As of now, there have been no reported Nigerian casualties in the conflict. The government has advised parents to remain composed and assured them that they will make every effort to safely evacuate the students.
The conflict in Sudan has been brought about by the ongoing struggle between the Sudanese military and the paramilitary Rapid Support Forces (RSF), resulting in the loss of over 400 lives in the last several weeks.
Since the Sudanese coup in 2021, a committee of generals, led by two military officials, has been governing the nation. These two military men, General Abdel Fattah al-Burhan and his subordinate, General Mohamed Hamdan Dagalo, also referred to as Hemedti, are at the heart of the nation's crisis.
They are at odds about the path the country should follow and the proposed initiative to establish civilian governance. The primary point of contention is the proposal to integrate the 100,000 members of RSF into the military and determine who will head the newly formed unit.

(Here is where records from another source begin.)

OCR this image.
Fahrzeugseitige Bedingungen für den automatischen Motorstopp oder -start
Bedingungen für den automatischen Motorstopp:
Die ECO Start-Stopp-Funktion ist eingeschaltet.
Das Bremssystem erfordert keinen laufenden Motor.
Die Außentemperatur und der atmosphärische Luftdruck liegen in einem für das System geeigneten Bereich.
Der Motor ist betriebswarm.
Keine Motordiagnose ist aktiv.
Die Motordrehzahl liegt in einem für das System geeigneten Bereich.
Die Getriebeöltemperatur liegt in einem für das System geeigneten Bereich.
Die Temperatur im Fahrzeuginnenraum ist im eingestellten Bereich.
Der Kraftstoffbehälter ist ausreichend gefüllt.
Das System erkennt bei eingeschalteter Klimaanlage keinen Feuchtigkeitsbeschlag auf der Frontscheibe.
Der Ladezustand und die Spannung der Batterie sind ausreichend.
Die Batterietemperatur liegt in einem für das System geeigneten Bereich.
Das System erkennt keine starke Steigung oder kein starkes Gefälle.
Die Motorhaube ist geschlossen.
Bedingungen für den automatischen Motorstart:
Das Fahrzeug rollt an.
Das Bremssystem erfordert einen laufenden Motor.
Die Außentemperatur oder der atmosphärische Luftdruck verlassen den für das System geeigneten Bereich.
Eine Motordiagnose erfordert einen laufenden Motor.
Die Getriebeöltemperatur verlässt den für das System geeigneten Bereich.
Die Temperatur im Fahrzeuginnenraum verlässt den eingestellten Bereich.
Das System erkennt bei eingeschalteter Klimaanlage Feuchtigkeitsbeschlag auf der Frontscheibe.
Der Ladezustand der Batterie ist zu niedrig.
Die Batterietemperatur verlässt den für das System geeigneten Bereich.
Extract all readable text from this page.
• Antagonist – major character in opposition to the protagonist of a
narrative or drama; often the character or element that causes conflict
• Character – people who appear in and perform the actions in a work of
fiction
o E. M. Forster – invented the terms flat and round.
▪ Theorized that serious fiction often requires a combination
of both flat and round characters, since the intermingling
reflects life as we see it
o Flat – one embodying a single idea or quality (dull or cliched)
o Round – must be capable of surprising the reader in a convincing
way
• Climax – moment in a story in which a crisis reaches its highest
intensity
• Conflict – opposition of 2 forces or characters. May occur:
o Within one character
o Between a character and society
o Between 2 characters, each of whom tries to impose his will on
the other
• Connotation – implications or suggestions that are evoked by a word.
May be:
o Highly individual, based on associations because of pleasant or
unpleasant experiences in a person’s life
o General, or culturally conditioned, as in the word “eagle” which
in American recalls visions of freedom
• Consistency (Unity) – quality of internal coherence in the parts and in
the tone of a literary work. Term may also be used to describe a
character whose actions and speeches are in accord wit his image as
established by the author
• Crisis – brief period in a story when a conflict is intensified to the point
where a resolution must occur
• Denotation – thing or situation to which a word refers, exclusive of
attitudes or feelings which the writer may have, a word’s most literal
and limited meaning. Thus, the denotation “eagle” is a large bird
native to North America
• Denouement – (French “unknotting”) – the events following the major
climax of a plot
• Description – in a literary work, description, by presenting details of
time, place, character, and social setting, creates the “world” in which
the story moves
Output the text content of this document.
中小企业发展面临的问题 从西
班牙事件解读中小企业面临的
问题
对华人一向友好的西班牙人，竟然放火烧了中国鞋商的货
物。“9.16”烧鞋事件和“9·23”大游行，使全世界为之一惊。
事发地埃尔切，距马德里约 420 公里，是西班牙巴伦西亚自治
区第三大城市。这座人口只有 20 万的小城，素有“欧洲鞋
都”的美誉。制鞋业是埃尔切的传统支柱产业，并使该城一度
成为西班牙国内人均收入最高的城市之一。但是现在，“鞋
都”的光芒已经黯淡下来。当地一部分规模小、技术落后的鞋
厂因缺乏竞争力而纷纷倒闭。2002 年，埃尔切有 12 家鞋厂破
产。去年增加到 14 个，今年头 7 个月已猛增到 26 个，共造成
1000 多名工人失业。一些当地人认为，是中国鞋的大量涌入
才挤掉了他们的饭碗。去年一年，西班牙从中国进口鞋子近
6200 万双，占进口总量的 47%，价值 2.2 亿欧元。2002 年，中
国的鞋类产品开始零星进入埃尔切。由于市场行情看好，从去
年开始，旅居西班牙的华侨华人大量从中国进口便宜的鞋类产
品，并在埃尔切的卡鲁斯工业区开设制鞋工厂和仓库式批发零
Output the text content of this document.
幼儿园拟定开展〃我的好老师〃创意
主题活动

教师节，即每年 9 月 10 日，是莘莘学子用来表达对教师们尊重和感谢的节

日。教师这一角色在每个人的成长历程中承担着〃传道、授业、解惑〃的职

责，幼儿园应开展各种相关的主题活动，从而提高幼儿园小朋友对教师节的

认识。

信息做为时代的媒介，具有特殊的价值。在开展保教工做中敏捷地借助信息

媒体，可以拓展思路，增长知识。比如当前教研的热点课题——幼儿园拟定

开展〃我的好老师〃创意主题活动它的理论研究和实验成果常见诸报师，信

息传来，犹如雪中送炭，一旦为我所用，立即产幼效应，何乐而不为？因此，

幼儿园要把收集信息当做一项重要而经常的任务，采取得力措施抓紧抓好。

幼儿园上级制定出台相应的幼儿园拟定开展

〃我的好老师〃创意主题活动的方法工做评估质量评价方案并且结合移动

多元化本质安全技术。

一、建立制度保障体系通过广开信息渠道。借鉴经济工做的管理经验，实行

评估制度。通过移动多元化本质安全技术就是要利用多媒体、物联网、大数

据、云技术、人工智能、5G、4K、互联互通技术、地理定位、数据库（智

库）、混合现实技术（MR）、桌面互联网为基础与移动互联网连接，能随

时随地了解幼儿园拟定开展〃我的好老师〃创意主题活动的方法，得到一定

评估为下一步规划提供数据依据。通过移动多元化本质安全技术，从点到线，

General Dagalo has publicly expressed his regret for the 2021 coup and has attempted to portray himself and the RSF as allies of the public versus the Khartoum elites.
Although he has garnered some support, many are skeptical of this statement due to the paramilitary organization's atrocious history. In the meantime, General Burhan has stated that the military will only relinquish control to a democratically elected government.
Nonetheless, there is a growing suspicion that both military leaders and their followers are concerned about the potential loss of their wealth and authority if they are no longer in their influential roles.